As the IRS reminded businesses to review their eligibility for the Employee Retention Credit (ERC), its law enforcement arm, Criminal Investigation (CI), will hold a series of educational sessions for tax professionals.
These sessions, which will take place in February in at least 23 states and the District of Columbia, are part of a nationwide initiative to ensure that tax professionals have the latest information about ERC claims and understand ERC eligibility criteria. They sessions are specifically designed for tax professionals who have claimed ERCs for their clients on previous years’ tax returns. Invitations to attend will arrive by mail through the U.S. Postal Service.
“During the COVID-19 pandemic, tax credits and loans were extended to struggling businesses. We’ve seen many of these COVID-relief programs and credits misappropriated—sometimes knowingly and in other instances not,” said IRS CI Chief Jim Lee. “These educational sessions will help tax preparers navigate the complexities of ERC claims to ensure they’re in compliance with U.S. tax laws.”
In September, the IRS imposed a moratorium on the processing of all claims for the ERC through the end of 2023 in response to a proliferation of fraudulent claims. A month later, it established a new process that gave employers the ability to rescind what may have been inaccurate ERC claims and, in December, began disallowing thousands of claims that did not meet the eligibility requirements.
The IRS also established a voluntary disclosure program for businesses that received and deposited refunds after filing erroneous ERC claims. The program, which runs through March 22, allows employers that received questionable ERCs to repay 80 percent of the claim received.
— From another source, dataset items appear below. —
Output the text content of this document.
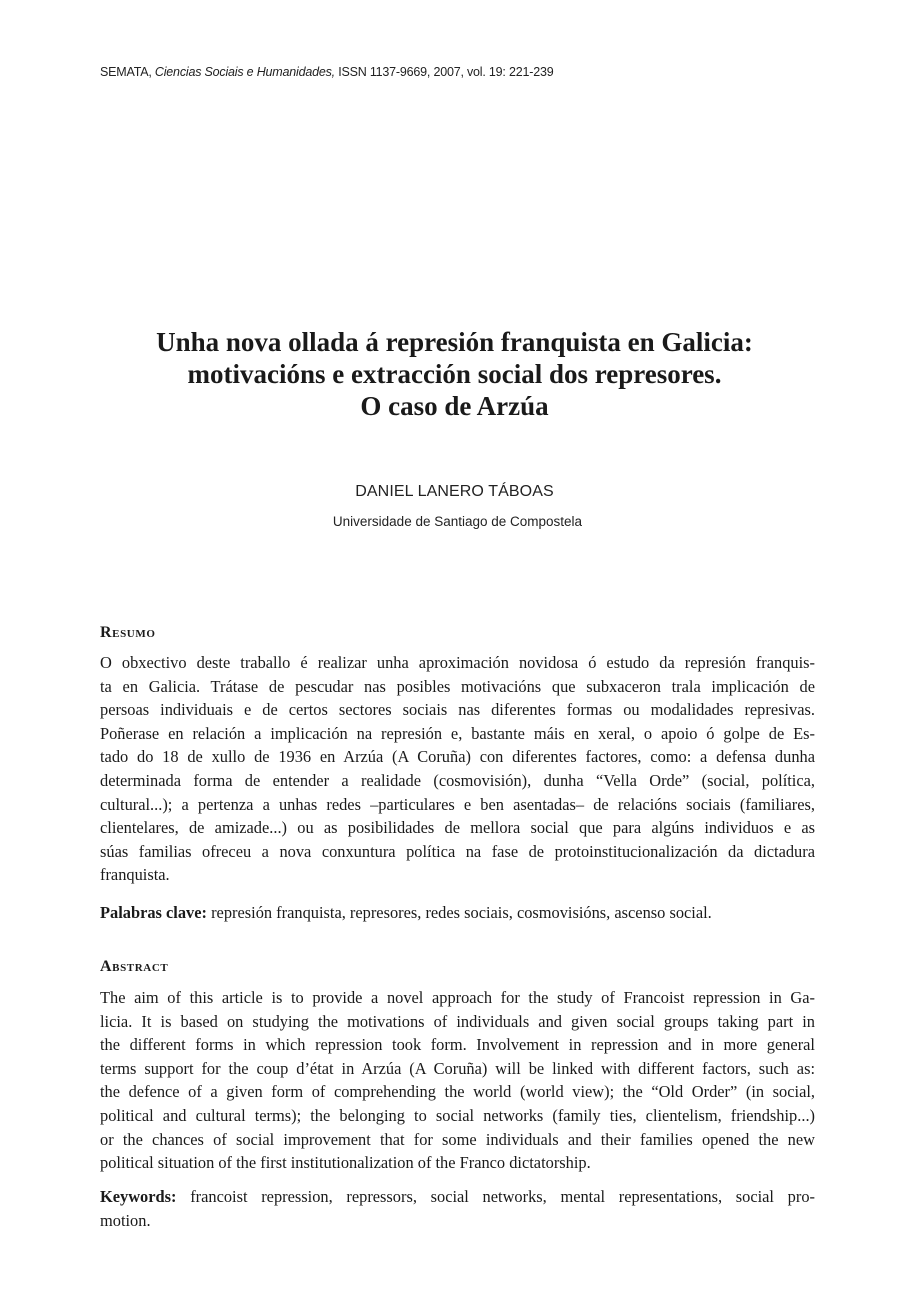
SEMATA, Ciencias Sociais e Humanidades, ISSN 1137-9669, 2007, vol. 19: 221-239
Unha nova ollada á represión franquista en Galicia:
motivacións e extracción social dos represores.
O caso de Arzúa
DANIEL LANERO TÁBOAS
Universidade de Santiago de Compostela
Resumo
O obxectivo deste traballo é realizar unha aproximación novidosa ó estudo da represión franquis-
ta en Galicia. Trátase de pescudar nas posibles motivacións que subxaceron trala implicación de
persoas individuais e de certos sectores sociais nas diferentes formas ou modalidades represivas.
Poñerase en relación a implicación na represión e, bastante máis en xeral, o apoio ó golpe de Es-
tado do 18 de xullo de 1936 en Arzúa (A Coruña) con diferentes factores, como: a defensa dunha
determinada forma de entender a realidade (cosmovisión), dunha “Vella Orde” (social, política,
cultural...); a pertenza a unhas redes –particulares e ben asentadas– de relacións sociais (familiares,
clientelares, de amizade...) ou as posibilidades de mellora social que para algúns individuos e as
súas familias ofreceu a nova conxuntura política na fase de protoinstitucionalización da dictadura
franquista.
Palabras clave: represión franquista, represores, redes sociais, cosmovisións, ascenso social.
Abstract
The aim of this article is to provide a novel approach for the study of Francoist repression in Ga-
licia. It is based on studying the motivations of individuals and given social groups taking part in
the different forms in which repression took form. Involvement in repression and in more general
terms support for the coup d’état in Arzúa (A Coruña) will be linked with different factors, such as:
the defence of a given form of comprehending the world (world view); the “Old Order” (in social,
political and cultural terms); the belonging to social networks (family ties, clientelism, friendship...)
or the chances of social improvement that for some individuals and their families opened the new
political situation of the first institutionalization of the Franco dictatorship.
Keywords: francoist repression, repressors, social networks, mental representations, social pro-
motion.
“Our compliance activities involving these payments continue to accelerate, and the IRS urges businesses with concerns about their claims to talk to a reputable tax professional and consider joining one of our special disclosure or withdrawal programs,” said IRS Commissioner Danny Werfel. “We saw aggressive marketing around this credit, and well-intentioned businesses were misled into filing claims. There’s a limited time window available for these businesses to voluntarily come in and avoid future issues.”